Хмурый пегас поводит головой, укутанной в позорный капюшон, и расслабленно вздыхает. Он прожил интересную и приятную, а значит правильную жизнь. Правда, финал слегка подкачал, но не сильно... Пришло время уходить.
«А всё-таки хороший сегодня денёк… птички поют» ‒ думает Слепой Убийца, вслушиваясь в нечто, слышимое только ему, нечто, что не может полностью заглушить даже монстр, сидящий на площади.
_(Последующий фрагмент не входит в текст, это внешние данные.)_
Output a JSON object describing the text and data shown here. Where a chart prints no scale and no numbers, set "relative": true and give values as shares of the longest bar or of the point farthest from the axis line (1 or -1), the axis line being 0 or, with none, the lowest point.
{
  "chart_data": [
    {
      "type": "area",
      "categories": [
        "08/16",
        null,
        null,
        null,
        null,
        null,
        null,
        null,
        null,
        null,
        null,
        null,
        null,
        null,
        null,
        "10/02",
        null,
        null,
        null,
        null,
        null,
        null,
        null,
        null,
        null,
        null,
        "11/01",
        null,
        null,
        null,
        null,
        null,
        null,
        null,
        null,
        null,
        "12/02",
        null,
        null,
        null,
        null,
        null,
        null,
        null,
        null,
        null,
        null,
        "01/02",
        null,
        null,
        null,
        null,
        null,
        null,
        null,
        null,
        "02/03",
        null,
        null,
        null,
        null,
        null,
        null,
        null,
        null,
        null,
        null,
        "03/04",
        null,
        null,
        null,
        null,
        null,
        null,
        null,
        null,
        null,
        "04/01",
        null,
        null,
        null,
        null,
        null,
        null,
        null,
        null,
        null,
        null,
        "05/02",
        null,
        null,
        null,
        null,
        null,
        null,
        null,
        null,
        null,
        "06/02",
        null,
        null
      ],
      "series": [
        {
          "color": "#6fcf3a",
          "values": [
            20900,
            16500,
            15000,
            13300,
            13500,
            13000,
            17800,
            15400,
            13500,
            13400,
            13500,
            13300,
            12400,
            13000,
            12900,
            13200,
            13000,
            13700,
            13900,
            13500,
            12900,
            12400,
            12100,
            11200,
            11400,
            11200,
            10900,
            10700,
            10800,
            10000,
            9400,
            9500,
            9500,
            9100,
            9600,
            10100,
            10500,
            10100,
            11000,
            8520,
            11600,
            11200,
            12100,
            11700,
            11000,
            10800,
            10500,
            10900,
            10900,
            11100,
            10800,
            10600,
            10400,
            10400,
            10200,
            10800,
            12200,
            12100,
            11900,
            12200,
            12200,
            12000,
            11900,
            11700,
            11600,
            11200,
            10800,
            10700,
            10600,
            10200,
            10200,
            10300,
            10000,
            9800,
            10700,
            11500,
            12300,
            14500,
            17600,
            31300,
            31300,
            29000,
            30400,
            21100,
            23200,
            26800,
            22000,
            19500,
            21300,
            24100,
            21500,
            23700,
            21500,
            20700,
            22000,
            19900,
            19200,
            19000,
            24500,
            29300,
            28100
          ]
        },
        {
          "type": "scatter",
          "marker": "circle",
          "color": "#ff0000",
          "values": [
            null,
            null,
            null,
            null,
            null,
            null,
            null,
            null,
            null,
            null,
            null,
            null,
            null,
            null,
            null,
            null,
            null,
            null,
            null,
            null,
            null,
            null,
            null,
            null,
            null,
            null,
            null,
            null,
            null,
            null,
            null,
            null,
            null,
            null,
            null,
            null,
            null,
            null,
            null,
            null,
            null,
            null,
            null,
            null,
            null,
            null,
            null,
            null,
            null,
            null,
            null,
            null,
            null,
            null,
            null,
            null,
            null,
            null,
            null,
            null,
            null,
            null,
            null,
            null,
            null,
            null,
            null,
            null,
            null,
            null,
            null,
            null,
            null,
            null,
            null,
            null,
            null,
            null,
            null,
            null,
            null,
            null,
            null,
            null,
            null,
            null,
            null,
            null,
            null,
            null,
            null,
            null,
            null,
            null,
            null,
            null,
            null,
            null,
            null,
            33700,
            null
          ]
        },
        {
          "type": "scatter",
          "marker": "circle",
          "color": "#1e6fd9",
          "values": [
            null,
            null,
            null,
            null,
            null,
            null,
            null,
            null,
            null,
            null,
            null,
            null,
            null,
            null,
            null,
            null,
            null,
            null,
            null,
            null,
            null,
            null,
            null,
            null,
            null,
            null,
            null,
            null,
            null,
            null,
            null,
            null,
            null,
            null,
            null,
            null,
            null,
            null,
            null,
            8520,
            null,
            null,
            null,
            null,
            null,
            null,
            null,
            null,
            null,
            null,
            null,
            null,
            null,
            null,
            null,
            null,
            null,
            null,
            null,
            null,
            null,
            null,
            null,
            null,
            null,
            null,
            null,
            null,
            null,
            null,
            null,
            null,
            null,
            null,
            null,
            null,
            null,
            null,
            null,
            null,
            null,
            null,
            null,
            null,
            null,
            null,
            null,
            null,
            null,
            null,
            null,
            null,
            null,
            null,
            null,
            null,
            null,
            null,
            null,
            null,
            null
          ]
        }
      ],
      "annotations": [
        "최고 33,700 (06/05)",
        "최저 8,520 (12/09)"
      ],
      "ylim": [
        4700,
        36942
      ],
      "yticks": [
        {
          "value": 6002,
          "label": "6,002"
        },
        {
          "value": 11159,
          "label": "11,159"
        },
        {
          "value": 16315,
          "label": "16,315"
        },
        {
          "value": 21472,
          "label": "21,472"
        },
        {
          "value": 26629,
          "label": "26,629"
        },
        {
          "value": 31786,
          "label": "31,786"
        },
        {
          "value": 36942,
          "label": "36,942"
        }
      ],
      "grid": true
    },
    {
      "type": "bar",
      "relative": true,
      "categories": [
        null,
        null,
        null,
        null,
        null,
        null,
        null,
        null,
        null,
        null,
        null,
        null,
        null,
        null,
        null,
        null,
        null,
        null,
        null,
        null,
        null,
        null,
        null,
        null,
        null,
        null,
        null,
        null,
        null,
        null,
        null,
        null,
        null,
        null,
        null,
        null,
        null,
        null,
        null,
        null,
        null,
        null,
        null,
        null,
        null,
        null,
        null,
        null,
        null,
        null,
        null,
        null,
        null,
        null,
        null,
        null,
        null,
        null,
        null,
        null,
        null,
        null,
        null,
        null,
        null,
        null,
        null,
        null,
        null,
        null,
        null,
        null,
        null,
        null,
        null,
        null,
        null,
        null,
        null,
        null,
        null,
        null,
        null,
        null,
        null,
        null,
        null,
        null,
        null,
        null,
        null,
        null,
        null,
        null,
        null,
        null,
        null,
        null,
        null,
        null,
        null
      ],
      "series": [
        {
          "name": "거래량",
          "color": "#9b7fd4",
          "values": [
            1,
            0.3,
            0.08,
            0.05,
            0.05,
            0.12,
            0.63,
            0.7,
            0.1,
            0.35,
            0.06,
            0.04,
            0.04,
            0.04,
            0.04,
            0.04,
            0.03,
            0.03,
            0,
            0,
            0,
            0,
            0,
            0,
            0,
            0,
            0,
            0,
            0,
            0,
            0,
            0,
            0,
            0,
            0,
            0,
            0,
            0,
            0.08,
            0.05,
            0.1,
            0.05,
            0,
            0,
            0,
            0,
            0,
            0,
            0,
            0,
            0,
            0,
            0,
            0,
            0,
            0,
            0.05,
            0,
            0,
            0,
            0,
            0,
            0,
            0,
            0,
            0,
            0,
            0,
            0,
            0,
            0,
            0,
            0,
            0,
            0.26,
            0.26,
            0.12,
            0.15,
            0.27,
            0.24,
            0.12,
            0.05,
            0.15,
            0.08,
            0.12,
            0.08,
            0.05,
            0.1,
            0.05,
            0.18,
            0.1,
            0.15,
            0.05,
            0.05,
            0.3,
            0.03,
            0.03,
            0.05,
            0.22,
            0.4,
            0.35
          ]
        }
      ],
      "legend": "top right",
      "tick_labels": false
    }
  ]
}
Наблюдая за тем, как преступник укладывает голову на колоду, Глашатай размышлял о своём будущем.
Он не задержится в этой клоаке надолго, нет. Должность Глашатая высока и уважаема, но она далеко не предел его мечтаний. Всю жизнь надрывать глотку, объявляя королевские эдикты? Оставьте эту участь дворянским сынкам, которым не хватило ума продвинуться в этой жизни дальше и выше.
Нет, господа, этот единорог не застрянет в ловушке чиновничьей карьеры, как не застрял в городских бедняцких трущобах, из которых он вышел. Он пойдёт дальше, если понадобится ‒ по чужим головам, он дойдёт до столицы, до самого верха.
Ну а там и до трона недалеко…
У него получится то, что не удалось Убийце ‒ он докричится до Толпы, станет её повелителем, поведёт её за собой. Только так ‒ мягко, постепенно, а не одним рывком, как это попытался сделать Убийца. И тогда, Толпа сама не заметит, что подчиняется кому-то извне…
Да, Глашатай станет чем-то стоящим. Он сможет по-настоящему влиять на окружающий мир, а не просто жить и варится в собственном соку, как Убийца, этот жалкий преступный отброс, даже не сумевший закончить свою жизнь достойно.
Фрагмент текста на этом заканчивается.